—L'amant de mademoiselle la comtesse de Mersanz! s'écria Garnier, tandis que Barbedor le regardait ébahi;—celui-là, mon vieux, est de nos amis sans le savoir... je ne donnerais pas sa besogne pour vingt mille écus!... Maman Carabosse nous sert aussi à sa manière... Donnez-leur un bon dîner et laissez-nous faire.
—Par ici, lieutenant, par ici! cria en ce moment Jean Lagard, qui était à une fenêtre du premier étage.
Garnier se leva aussitôt.
—Je ne veux pas qu'il me voie, dit-il;—la petite bonne femme non plus... Venez! j'ai encore quelque chose à vous dire.

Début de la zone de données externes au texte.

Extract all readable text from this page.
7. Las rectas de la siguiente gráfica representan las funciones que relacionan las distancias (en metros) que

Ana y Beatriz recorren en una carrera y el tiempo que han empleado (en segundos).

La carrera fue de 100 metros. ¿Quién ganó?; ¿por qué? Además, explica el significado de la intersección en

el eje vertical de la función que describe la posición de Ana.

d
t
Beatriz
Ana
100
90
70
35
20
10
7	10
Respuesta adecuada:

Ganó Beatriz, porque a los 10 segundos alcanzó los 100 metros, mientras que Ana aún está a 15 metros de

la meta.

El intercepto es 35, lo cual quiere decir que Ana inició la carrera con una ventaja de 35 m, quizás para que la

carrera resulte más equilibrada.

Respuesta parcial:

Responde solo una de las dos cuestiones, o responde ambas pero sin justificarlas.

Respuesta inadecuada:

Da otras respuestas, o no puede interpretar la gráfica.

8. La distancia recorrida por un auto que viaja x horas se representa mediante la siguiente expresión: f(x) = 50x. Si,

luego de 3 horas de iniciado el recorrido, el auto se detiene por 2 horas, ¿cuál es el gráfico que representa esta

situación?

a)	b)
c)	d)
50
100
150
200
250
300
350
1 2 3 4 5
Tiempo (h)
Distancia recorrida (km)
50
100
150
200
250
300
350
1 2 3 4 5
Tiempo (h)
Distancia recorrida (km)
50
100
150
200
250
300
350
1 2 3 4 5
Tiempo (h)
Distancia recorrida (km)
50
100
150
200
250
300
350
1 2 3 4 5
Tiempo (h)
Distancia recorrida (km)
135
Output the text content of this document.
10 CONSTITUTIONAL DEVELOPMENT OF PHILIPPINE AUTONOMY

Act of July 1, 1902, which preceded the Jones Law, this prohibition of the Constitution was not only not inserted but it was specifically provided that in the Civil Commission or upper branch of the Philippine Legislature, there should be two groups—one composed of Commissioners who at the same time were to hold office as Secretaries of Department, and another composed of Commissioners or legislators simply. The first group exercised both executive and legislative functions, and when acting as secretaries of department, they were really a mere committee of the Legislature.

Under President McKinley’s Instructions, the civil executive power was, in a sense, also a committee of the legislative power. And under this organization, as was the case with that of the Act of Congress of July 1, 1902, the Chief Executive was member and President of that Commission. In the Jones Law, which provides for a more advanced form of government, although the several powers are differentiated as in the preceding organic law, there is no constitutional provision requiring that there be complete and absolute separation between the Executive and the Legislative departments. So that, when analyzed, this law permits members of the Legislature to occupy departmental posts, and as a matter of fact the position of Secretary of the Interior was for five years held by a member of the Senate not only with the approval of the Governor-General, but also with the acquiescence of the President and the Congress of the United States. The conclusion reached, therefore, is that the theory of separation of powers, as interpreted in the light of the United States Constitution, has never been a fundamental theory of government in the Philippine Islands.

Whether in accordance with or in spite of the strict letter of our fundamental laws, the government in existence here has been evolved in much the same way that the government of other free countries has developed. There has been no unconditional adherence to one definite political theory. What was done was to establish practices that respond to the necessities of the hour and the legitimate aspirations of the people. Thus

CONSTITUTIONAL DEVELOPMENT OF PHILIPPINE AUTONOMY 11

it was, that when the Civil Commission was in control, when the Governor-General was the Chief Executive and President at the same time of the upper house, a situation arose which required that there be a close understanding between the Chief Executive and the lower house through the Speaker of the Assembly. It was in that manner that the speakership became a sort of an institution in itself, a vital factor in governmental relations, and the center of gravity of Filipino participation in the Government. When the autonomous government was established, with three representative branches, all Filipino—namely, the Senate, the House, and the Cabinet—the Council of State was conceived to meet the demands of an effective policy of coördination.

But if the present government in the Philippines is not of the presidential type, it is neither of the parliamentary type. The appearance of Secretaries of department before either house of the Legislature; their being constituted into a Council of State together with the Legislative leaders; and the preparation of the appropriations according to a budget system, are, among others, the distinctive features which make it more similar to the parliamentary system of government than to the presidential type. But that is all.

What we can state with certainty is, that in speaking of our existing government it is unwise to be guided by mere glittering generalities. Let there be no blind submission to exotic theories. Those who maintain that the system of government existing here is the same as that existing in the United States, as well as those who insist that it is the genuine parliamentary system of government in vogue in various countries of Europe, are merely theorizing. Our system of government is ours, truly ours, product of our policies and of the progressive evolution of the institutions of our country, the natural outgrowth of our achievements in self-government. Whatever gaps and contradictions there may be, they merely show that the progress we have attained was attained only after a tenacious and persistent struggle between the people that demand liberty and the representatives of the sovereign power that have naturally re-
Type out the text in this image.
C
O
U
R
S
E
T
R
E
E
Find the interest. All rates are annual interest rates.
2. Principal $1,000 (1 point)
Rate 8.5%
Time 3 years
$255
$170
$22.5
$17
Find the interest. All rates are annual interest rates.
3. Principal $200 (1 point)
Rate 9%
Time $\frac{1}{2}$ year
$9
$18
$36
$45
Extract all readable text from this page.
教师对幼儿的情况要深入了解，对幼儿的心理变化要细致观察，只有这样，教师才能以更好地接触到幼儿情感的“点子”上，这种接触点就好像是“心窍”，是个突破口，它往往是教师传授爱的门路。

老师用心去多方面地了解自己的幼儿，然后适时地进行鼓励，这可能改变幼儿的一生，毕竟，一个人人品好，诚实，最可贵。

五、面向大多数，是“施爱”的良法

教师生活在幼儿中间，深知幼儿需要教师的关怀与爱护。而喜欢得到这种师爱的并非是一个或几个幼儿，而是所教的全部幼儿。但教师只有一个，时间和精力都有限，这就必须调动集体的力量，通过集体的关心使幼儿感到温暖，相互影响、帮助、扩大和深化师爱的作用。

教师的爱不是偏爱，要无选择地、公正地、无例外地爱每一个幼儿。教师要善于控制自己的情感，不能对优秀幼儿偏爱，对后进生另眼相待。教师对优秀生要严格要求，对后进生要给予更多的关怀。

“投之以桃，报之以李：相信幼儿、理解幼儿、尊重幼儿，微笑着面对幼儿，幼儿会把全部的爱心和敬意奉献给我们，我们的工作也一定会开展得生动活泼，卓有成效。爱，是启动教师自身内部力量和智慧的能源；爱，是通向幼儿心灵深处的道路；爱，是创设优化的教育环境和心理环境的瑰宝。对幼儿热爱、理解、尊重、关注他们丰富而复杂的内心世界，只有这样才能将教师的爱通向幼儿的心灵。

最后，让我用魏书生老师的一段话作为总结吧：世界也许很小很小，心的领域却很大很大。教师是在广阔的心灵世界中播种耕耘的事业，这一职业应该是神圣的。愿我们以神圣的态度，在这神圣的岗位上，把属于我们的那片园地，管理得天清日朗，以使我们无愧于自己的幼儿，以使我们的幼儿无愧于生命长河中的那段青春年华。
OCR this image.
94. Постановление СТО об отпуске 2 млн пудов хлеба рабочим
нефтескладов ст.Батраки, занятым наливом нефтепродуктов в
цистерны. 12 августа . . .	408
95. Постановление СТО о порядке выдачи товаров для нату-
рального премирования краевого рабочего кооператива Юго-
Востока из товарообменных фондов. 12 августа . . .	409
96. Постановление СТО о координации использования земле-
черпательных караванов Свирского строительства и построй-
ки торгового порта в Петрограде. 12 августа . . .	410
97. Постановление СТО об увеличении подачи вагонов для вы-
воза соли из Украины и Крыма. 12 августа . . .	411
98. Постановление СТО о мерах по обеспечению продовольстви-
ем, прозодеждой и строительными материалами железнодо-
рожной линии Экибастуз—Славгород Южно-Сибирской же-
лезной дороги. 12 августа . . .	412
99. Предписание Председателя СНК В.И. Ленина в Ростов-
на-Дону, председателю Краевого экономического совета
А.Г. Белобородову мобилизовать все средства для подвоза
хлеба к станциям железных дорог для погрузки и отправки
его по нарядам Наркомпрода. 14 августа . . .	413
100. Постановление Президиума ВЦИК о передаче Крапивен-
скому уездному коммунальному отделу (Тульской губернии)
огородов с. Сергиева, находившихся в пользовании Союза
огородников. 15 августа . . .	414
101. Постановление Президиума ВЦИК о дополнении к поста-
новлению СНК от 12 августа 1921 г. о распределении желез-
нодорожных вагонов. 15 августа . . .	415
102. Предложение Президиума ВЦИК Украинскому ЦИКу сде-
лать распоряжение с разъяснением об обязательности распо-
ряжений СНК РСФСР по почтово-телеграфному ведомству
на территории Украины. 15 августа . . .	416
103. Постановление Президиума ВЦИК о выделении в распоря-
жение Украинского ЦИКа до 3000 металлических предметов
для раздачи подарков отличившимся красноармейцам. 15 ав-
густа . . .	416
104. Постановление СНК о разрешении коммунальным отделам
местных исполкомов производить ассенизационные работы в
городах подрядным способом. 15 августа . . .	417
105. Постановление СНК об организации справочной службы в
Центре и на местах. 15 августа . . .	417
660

—Lagard leur apprendra que vous êtes ici, objecta Barbedor.
—Vous irez les retrouver comme si nous étions partis... Madame la marquise et moi, nous sommes espionnés... je ne peux plus la recevoir chez moi ni me présenter chez elle... Nous choisissons décidément votre maison pour nous réunir, vous sentez bien, mon bon, comme nous en pourrions choisir une autre: ce n'est pas là l'embarras... Remarquez un fait qui étonne toujours les observateurs: c'est quand on est près de toucher le but que les obstacles augmentent...
Il entraîna Barbedor vers le bosquet, au moment où le lieutenant Vital se montrait au tournant de la ruelle.
—Est-ce ici que dînent les officiers? demanda celui-ci de loin.
—Juste, mon lieutenant, répondit Jean Lagard par la fenêtre.
Vital regarda la maison, puis les alentours. Cet examen ne fut pas en faveur du château de la Savate, car un sourire d'étonnement se montra sous la fine moustache du beau lieutenant.